Мать на кухне отваривала для нее творог из молока и кефира: отбрасывала из кипящей кастрюли в ковшик, натянув на него чистую сухую марлю, – а потом ловко перехватив, затянув марлю винтом, чуть отжав, вешала отцеживаться забавный закрученный мешок на перекладину сушки над раковиной. А сама пробовала на кончике ложки кисловатую, горячую сыворотку из кастрюли.

Елена уже не могла отойти, слонялась вокруг матери, садилась на табурет, опять вставала, подпирала кухонную стену фальшивой, пост-гриппозной, кариатидой, и поджидала угощения.

И вдруг, отвернувшись от нее к плите, и чистя – и аппетитно пуская в плаванье четвертованную картошку, Анастасия Савельевна, как-то спиной, призналась:

– Ленк, я ведь тебе не говорила раньше никогда… Я всё надеялась, что ты от этой блажи избавишься, мясо есть начнешь… Я ведь тоже – ты будешь сейчас смеяться – не ела мяса, ни в детстве, ни в юности – наотрез отказывалась, несмотря на страшный голод после войны. Маме моей… Ты помнишь еще бабушку Глафиру?

– Ну мам, ну у меня же грипп был, а не склероз!

– Ну, вот… – продолжала все так же, не поворачиваясь, Анастасия Савельевна. – Я же тебе рассказывала: когда мы вернулись в Москву после войны из эвакуации, и вынуждены были несколько лет жить в бараке – маме козу и кур приходилось держать, нас ведь трое детей у нее было – я, да Юрий старший, да Владимир – нищета была страшная, голод, горячей воды не было, даже в туалет из барака на улицу бегали: тоже, только слово одно «туалет» – а так-то, на самом деле – дырка в полу в деревянном сарайчике – один на все дома в окру́ге. В четыре утра мы должны были с мамой идти к Водному Стадиону покупать повал – корм для скотины. Записывались в огромную очередь – химическим карандашом, на руках. Потом я – маленькая, и мама, тащили на себе по десятикилограммовому мешку повала. И мама своими этими нежными музыкальными ручками в двадцатиградусный мороз таскала ведра в хлев с ледяной водой, и в этих металлических корытах размешивала корм – ох, бедная она моя! – пальцы у нее пухли, фаланги все опухшие были – а потом, к старости, из-за этого пальчики у нее скривились – помнишь ее кривенькие ручки? В общем… К мясу я никогда так и не притрагивалась, лет до двадцати, даже больше – меня с души воротило, потому что я этих и коз, и кур своими глазами видела, и своими руками кормила. Я уж тебе не рассказывала, доча, раньше никогда… Я же хочу, чтоб ты у меня крепенькая была. И в обморок не норовила хлопнуться по любому поводу.

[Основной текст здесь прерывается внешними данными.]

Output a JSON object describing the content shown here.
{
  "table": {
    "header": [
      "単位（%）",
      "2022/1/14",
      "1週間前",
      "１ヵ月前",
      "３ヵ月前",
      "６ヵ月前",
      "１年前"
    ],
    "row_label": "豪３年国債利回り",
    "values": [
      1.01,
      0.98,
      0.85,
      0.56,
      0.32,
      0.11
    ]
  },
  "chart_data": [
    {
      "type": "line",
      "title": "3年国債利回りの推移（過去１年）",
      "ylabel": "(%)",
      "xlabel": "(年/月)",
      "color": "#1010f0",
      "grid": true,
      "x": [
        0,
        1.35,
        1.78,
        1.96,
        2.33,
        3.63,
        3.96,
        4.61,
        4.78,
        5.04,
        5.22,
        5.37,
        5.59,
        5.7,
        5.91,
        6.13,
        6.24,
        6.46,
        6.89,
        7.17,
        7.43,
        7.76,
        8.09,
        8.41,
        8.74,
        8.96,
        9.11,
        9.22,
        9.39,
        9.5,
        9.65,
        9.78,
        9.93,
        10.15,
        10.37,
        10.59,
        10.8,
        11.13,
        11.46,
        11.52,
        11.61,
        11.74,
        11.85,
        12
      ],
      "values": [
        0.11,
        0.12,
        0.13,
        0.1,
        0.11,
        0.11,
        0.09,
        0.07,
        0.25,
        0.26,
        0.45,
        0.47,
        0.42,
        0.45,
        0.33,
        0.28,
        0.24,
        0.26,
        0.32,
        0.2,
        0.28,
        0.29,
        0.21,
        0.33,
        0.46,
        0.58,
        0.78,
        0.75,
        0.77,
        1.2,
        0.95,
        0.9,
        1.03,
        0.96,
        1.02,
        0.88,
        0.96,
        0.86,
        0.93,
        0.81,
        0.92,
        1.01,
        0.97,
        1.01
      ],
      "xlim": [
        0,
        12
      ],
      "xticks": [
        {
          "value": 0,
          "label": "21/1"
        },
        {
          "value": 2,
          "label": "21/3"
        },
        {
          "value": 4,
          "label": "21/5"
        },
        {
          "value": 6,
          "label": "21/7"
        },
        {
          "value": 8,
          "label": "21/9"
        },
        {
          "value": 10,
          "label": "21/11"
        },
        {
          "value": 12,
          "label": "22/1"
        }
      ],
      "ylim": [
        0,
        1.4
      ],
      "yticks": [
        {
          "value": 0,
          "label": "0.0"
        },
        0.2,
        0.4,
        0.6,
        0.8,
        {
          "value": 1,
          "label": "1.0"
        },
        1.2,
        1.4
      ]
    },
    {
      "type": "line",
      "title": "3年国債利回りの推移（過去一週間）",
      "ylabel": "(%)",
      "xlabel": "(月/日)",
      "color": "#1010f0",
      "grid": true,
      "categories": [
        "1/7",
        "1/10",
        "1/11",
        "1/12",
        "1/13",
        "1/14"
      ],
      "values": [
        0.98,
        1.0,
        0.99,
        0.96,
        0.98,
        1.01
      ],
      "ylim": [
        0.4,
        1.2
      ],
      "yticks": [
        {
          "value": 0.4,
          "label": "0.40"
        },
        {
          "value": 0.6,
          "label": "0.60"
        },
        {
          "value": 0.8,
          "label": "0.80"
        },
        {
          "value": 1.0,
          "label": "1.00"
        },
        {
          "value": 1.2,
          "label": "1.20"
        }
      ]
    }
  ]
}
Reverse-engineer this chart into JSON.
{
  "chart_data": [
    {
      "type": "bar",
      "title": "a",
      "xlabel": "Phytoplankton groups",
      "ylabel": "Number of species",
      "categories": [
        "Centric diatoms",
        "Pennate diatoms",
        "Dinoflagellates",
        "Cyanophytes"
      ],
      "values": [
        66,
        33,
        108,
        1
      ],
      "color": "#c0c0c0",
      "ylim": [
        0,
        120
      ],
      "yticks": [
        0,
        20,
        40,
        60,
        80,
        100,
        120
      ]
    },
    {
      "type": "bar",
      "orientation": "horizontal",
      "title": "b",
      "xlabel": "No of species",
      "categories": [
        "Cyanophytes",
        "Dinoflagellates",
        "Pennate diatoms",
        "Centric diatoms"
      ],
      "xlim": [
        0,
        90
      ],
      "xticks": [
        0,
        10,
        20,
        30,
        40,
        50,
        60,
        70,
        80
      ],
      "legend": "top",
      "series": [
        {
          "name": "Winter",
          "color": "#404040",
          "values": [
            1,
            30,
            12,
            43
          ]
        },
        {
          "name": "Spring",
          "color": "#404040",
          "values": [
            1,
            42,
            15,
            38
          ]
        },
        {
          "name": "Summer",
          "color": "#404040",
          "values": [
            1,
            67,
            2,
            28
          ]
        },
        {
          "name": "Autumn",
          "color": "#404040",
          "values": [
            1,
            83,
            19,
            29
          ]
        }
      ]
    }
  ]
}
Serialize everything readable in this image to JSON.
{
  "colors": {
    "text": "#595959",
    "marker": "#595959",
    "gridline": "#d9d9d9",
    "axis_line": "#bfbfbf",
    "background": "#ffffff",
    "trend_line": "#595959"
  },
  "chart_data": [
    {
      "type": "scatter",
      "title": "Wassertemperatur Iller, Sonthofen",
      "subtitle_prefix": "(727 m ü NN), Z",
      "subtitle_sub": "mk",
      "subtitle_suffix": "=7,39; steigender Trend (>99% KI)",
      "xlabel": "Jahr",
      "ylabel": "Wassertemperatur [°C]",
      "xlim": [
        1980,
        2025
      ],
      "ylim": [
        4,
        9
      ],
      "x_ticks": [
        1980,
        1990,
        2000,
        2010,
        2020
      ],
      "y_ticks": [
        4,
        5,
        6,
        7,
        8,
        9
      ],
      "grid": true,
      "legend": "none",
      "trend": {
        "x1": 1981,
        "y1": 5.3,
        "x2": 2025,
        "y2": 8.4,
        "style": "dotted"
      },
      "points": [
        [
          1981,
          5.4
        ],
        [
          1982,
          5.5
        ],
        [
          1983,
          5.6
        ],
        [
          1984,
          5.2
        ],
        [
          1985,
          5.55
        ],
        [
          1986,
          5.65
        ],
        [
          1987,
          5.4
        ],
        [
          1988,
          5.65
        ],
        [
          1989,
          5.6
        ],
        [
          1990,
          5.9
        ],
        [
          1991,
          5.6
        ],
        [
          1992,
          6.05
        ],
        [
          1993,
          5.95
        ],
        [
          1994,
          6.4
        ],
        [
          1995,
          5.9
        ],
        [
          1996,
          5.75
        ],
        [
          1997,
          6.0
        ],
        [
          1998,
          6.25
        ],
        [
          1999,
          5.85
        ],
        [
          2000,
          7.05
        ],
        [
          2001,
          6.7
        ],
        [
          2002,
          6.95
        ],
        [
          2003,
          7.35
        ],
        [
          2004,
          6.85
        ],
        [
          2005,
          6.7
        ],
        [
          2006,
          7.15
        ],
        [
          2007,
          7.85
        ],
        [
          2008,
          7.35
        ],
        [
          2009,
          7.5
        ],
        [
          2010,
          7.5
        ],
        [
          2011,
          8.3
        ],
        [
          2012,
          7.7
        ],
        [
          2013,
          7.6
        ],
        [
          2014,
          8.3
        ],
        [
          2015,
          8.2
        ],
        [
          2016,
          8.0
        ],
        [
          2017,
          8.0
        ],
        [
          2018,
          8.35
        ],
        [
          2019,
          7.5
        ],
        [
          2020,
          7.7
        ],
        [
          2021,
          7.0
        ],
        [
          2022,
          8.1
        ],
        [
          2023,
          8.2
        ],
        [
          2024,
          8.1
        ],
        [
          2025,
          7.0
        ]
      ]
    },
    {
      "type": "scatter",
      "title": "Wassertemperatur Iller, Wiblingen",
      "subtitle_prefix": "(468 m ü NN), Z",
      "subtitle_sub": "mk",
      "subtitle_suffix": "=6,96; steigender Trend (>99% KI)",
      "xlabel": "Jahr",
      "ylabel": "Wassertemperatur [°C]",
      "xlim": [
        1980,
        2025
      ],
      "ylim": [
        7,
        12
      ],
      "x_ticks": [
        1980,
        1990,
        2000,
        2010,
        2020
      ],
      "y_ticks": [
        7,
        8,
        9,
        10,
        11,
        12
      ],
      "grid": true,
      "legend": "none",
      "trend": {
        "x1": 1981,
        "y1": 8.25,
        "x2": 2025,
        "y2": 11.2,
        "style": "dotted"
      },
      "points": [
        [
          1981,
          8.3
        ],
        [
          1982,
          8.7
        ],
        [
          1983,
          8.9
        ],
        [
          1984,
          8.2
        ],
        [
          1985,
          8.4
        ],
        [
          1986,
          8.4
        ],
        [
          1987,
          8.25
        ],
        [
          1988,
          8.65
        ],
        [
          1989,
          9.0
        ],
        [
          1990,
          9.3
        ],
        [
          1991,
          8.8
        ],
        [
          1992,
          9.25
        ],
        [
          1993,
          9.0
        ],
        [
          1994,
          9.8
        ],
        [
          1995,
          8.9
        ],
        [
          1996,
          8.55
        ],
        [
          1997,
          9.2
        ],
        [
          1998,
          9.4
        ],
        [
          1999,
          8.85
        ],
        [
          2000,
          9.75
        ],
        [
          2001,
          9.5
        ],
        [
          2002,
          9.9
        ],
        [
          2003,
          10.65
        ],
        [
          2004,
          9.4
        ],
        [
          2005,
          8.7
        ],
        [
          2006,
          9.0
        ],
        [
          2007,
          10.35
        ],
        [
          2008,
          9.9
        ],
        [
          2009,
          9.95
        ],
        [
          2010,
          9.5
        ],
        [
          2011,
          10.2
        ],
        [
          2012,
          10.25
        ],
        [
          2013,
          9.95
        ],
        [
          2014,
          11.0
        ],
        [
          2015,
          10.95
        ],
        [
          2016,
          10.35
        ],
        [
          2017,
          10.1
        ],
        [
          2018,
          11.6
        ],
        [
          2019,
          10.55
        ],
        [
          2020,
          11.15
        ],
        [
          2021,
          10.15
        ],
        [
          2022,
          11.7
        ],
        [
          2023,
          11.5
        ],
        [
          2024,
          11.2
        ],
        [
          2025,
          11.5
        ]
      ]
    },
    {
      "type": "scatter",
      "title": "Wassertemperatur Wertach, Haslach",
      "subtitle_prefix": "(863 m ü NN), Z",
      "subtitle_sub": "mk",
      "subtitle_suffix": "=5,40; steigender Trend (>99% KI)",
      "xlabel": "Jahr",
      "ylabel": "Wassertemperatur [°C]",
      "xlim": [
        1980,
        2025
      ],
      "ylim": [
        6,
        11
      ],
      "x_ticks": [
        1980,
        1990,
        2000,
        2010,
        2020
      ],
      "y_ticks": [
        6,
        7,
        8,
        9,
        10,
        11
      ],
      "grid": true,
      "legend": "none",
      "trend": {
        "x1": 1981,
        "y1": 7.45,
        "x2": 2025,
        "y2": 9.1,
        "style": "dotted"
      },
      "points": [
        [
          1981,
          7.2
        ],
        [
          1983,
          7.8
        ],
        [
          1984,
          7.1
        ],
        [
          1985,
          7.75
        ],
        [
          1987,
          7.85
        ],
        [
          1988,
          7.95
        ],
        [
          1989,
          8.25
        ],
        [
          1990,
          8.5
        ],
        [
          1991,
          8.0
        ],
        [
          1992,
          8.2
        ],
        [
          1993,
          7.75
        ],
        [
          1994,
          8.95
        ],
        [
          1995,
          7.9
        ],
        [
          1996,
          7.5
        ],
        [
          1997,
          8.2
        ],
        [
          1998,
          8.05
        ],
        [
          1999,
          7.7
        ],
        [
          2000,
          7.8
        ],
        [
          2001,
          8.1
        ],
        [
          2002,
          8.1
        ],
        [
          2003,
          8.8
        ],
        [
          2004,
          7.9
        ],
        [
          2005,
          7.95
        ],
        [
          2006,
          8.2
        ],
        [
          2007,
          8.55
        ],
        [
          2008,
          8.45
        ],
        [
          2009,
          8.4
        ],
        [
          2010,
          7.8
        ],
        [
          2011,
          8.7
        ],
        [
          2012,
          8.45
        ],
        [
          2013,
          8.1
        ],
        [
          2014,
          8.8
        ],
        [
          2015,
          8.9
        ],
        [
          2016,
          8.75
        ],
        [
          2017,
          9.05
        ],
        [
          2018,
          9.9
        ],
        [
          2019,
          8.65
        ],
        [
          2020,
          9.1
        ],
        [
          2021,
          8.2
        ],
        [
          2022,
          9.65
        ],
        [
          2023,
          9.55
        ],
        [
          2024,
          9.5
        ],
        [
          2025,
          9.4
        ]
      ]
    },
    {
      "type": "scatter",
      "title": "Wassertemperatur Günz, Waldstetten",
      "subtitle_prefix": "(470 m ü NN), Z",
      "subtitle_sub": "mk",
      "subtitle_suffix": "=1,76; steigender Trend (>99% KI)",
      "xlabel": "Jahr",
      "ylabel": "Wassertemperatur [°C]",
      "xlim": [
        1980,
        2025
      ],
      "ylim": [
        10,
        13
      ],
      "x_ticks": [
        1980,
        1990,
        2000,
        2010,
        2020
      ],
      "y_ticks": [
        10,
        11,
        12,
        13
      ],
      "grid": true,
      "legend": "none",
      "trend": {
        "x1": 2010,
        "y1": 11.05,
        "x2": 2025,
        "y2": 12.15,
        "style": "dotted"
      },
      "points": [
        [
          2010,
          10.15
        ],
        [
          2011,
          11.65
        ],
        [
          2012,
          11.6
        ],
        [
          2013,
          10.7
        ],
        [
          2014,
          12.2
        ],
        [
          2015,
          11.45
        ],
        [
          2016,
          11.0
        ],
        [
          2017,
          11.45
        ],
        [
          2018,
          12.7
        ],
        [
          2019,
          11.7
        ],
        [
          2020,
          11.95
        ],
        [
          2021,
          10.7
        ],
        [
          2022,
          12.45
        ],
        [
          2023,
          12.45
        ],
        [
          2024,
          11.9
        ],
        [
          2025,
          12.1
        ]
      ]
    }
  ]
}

– Ага. Щаааз. Прям. Крепенькой. Как эти все крепенькие толстокожие уроды, которые в аду всю жизнь жили и не поперхнулись, – мурчала Елена, с удовольствием додаивая в раковину творожный курдюк, и вываливая уже россыпи творога горкой на тарелку, готовясь поливать медом.

– А потом – так всё как-то понеслось… Кое-как… – продолжала Анастасия Савельевна, по-прежнему, спиной, как будто реплики Елены не услышала. – А сегодня, после крещения – всё вернулось. Счастье, и жизнь, и юность. И даже Найда, кажется, как будто жива. Помнишь, я тебе про Найду рассказывала, да?

И в воскресенье, после причастия, когда Елена еще на нетвердых ногах, как будто заново учившихся ходить, спустилась с крыльца храма в Брюсовом, и, едва отойдя метров на двадцать по скверу, обернулась и задрала голову вверх, на колокольню, – плывшие на ускоренной перемотке на восток перистые облака – след от крыла – закружили голову, и показалось, что колокольня стронулась с места и летит, да и сама она как будто падает на спину, но вместо падения – летит, вместе с колокольней, вместе с этой гигантской острой секундной стрелкой, и делает полный круг вокруг циферблата земного шара.